What is balance transfer in credit cards? - Smashers Hub

A balance transfer credit card is a good way of consolidating your current debts into one simple, monthly payment.

Balance transfers can be an effective tool to help you pay off what may seem like insurmountable debt and get back on track.

It's important to keep in mind that while this option can save you on interest payments, it does usually come with a small fee.

What Are Balance Transfer Cards?

A balance transfer card can save people that are struggling financially quite a bit money .

The trick here isn't what you'll have to pay in annual fees, what it comes down to is what you spend on your balance transfer card . If you're transferring balances from one high-interest credit card that has a set interest rate of 28% onto another high-interest credit card that has a 14% interest rate, what this can mean for what you owe each month is substantial.

For example, if what you're paying to the regular credit card is $500 while what you're paying each month toward your second credit card with only an introductory 3% APR offer will cost about $429 … what's the difference?

What Are Balance Transfers?

Balance transfers aren't actually shifting what you owe from one place to another, but it does affect what monthly payment is required of you as well what the money goes toward what the debt itself is rather than just trying to pay off any interest fees.

What can happen to your credit score? When someone applies for a new loan (even if it's just a store credit card), this can impact what they make qualify for — and that includes what their interest rates will be as well what their approval chances are.

For those that apply primarily because of what transferring the balances means for their cash flow, they may want to consider how this could affect what existing credit cards as well .

Overview Of Benefits:

  1. Lowering your overall interest rates by consolidating what you owe on multiple cards with high interests rates onto one card with a lower rate (this will also lower what you need to pay each month)
  2. Transferring balances from higher interest credit cards gives more available spending power for new purchases - especially if the new card offers no or low annual fee
  3. Transferring balances allows you to close accounts that have annual fees or are not being used
  4. Transferring balances can be a great way of closing credit cards that have high interest rates but rewards programs that are unlikely to get any value from.

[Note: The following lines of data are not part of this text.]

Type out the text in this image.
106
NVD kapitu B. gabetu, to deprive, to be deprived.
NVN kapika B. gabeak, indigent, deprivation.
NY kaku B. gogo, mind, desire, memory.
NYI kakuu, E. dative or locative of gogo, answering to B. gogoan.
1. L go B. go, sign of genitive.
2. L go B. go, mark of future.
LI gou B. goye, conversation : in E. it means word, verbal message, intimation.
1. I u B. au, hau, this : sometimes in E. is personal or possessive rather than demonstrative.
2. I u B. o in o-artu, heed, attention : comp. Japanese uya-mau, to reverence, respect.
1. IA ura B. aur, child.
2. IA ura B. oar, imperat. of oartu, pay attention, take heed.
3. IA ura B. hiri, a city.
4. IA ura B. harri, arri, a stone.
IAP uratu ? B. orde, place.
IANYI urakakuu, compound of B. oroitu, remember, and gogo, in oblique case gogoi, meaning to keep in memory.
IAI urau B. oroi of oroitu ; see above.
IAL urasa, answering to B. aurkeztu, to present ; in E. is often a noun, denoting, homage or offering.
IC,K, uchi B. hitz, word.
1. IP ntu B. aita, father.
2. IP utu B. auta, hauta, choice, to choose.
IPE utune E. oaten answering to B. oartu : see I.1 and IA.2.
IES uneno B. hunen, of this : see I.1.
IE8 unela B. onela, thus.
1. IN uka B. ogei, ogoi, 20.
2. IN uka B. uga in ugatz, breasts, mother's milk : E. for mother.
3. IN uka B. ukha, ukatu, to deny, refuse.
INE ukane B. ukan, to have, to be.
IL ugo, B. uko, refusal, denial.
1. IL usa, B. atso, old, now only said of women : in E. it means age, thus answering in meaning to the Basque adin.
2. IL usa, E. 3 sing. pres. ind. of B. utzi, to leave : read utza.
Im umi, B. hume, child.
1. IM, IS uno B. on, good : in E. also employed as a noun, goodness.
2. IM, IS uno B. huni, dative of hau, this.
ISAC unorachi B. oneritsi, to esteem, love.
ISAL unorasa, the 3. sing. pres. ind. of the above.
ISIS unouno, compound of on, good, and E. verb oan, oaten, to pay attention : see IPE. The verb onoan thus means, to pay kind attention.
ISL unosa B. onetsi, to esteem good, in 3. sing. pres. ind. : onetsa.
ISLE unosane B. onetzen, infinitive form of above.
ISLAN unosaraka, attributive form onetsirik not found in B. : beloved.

For example, if there is an annual fee on your card, closing the account after transferring the balance might be advisable.

The balance transfer will still count toward the minimum payment amount and it may include some reward points while you pay off what you owe.

You can then apply for another card, or simply stick with what's in your wallet now - without having to pay an annual fee each year!

Creating An Appropriate Budget

Balance transfers are most useful when they allow you to create a new payment plan that more closely aligns with what you can actually afford.

For some people, this could be as drastic as cutting what they spend on groceries in half each month.

For others it might only mean spending a little less on eating out or shopping for clothes.

If you want to make a balance transfer work best for your financial situation, the first step is creating a budget and identifying what you can do without, what will still be an important part of your life and what things bring enough joy and happiness that they're worth keeping around.

What Is Balance Transfer In Credit Cards?

Credit Score and Balance Transfers: If you're applying for a new balance transfer card with a lower interest rate, there can be consequences to what happens to your credit score.

When someone applies for a new loan (even if it's just a store credit card), this can impact what they make qualify for — and that includes what their interest rates will be as well as what their approval chances are.

For those that apply primarily because of what transferring the balances means for their cash flow, they may want to consider how this could affect their existing credit cards as well.

Just remember that those cards may now have less available limits since some of what you owe will be shifted to the new account - what that means for your credit score is unclear at this point.

Credit Card Balance Transfer Fees:

Balance Transfers come at a price - most credit cards charge a fee of 3% - 5% of what's being transferred into their account (either $5 or a percentage of what is being transferred, whichever is higher ).

This means a balance transfer fee of $150 - $250 on a $5,000 credit card debt.

You should also consider what's going to happen during the promotional period you signed up for when transferring your balance over.

If there isn't much time left in the promotion when the balance transfer ends, it could end up costing significantly more in interest charges than what you were trying to save in the first place.

How Much Can I Save?

Let's say that when you consolidate all your cards into one card with a 12% rate , you'll be paying a total of $1,500 toward principal and interest per month (including any other fees).

By taking out a new credit card with a 0% introductory APR for 12 months, you'll have a total of $300 in fee savings .

In this example, what you save on transfer fees will be lost to what you owe on interest payments after the promotion ends.

What Can I Do With The Money Saved?

In order to make the most out of what you're saving from transferring your balances, try looking at what expenses can give way or cut completely.

If you're struggling to decide what types of spending are more important than others, here are some items that might be worth sacrificing until your debts are paid off:

  1. going out to eat each week
  2. Weekly manicures and pedicures
  3. Bi-weekly salon visits - daily lattes or breakfast sandwiches
  4. monthly subscription services like Netflix or Amazon Prime.

Just remember that what you have left over each month what's enough to cover them may actually be changing what the credit card companies allow.